- Born: Emma Linda Palmer Teece 11 December 1883 Double Bay, New South Wales, Australia
- Died: 21 March 1949 (aged 65) Paddington, New South Wales, Australia
- Occupations: Feminist, radio broadcaster
- Relatives: Richard Teece (father)

= Linda Littlejohn =

Australian feminist, journalist and radio commentator

Emma Linda Palmer Littlejohn (known as Linda) born Emma Linda Palmer Teece became Emma Linda Palmer Tilden (1883–1949) was an Australian feminist, journalist and radio broadcaster.

==Early life and education==
Emma Linda Palmer was born on 11 December 1883 at Double Bay, Sydney. Her parents were Richard Teece and Helena, née Palmer. Her four brothers included barrister Richard Clive Teece and she had two sisters. Palmer was educated at Ascham School, and was involved in philanthropic work as part of the Ascham Old Girls' Union.

==Career==
A feminist, Littlejohn launched the League of Women Voters in 1928 to support female candidates for public office and to press for feminist reforms. The United Associations of Women (UAW) was formed in 1929 by Littlejohn and other radical feminists who were disappointed by the progress made by the Feminist Club of New South Wales and sought to amalgamate Sydney's existing women's organisations. Its founders included Mrs Dougall-Laing, Adela Pankhurst Walsh and Jessie Street.

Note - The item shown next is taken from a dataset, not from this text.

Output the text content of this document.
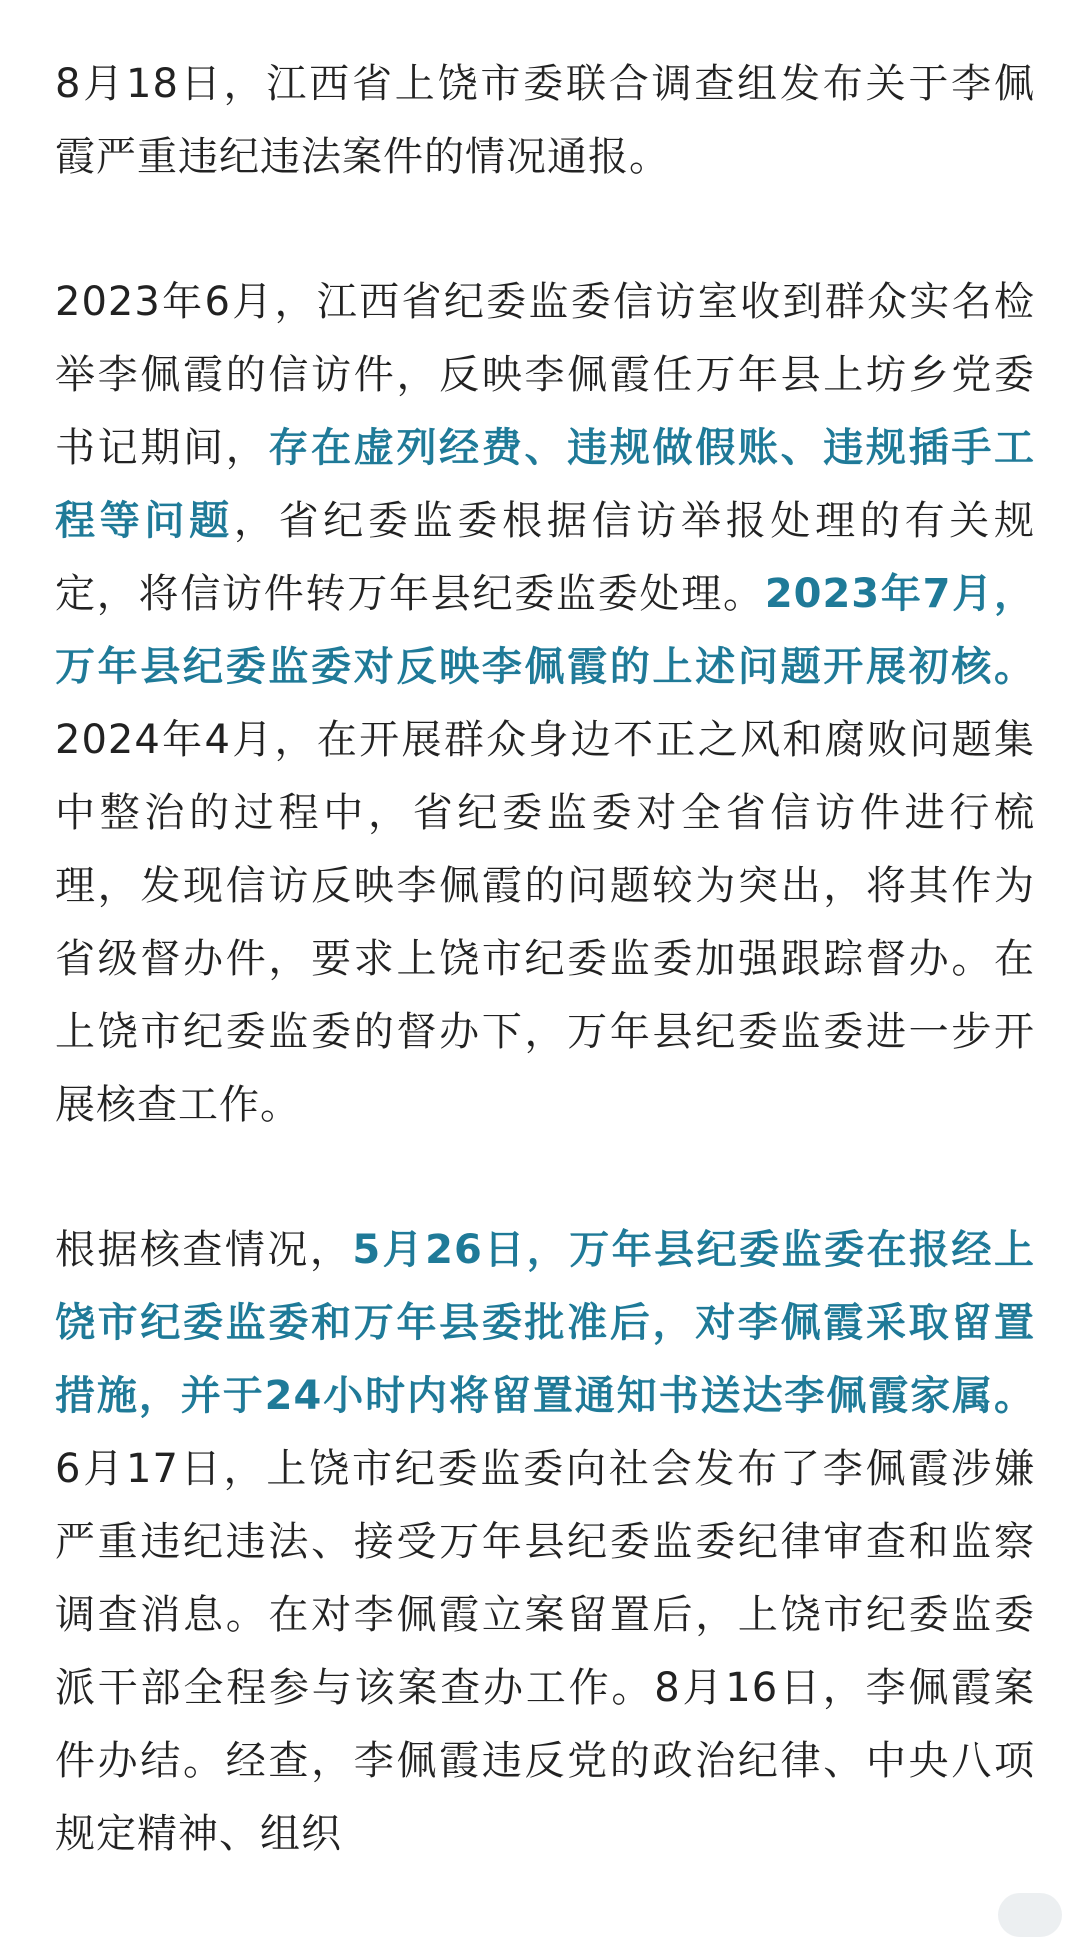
8月18日，江西省上饶市委联合调查组发布关于李佩霞严重违纪违法案件的情况通报。

2023年6月，江西省纪委监委信访室收到群众实名检举李佩霞的信访件，反映李佩霞任万年县上坊乡党委书记期间，存在虚列经费、违规做假账、违规插手工程等问题，省纪委监委根据信访举报处理的有关规定，将信访件转万年县纪委监委处理。2023年7月，万年县纪委监委对反映李佩霞的上述问题开展初核。2024年4月，在开展群众身边不正之风和腐败问题集中整治的过程中，省纪委监委对全省信访件进行梳理，发现信访反映李佩霞的问题较为突出，将其作为省级督办件，要求上饶市纪委监委加强跟踪督办。在上饶市纪委监委的督办下，万年县纪委监委进一步开展核查工作。

根据核查情况，5月26日，万年县纪委监委在报经上饶市纪委监委和万年县委批准后，对李佩霞采取留置措施，并于24小时内将留置通知书送达李佩霞家属。6月17日，上饶市纪委监委向社会发布了李佩霞涉嫌严重违纪违法、接受万年县纪委监委纪律审查和监察调查消息。在对李佩霞立案留置后，上饶市纪委监委派干部全程参与该案查办工作。8月16日，李佩霞案件办结。经查，李佩霞违反党的政治纪律、中央八项规定精神、组织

Alongside her organising, Littlejohn was a pioneer in women's broadcasting, using her radio slots on Sydney's 2UW and 2UE radio stations and regular column in the Australian Women's Weekly to disseminate feminist ideas to popular audiences. Through her role in the Racial Hygiene Association of New South Wales, Littlejohn was also a proponent of eugenics.

In addition to her domestic feminist activism, Littlejohn built a parallel career as a transnational activist. In 1931, she travelled to Europe to represent Australia at a range of feminist conferences, including meetings of Open Door International and the British Commonwealth League of Women.

Alongside her friend and collaborator in the UAW, Ruby Rich, Littlejohn was an Australian delegate to the congress of the International Alliance of Women for Suffrage and Equal Citizenship in Istanbul in 1935. Later that year, Littlejohn took up the presidency of the Geneva-based transnational campaign group, Equal Rights International, advocating for the economic recognition of women's housework as well as an international equal rights treaty before the Assembly of the League of Nations.

Littlejohn was a member of the Sydney Day Nursery Association’s governing committee. She belonged to the New South Wales Institute of Journalists (1933–41) and the Business and Professional Women's Club of Sydney.

== Recognition ==

- Tilden Place in the Canberra suburb of Cook is named in her honour.

==Works==
- Life and Lucille (1933)

==Personal life==
She married Albert Littlejohn on 5 April 1907 at St John's Church of England, Darlinghurst. They had four children. In 1941 she divorced Albert Littlejohn. She married Charles Joseph Tilden at Charleston, South Carolina, on 6 April 1942 and settled in New Jersey. The couple returned to Sydney in 1944.

Littlejohn died of cancer in the Scottish Hospital, Paddington, on 21 March 1949.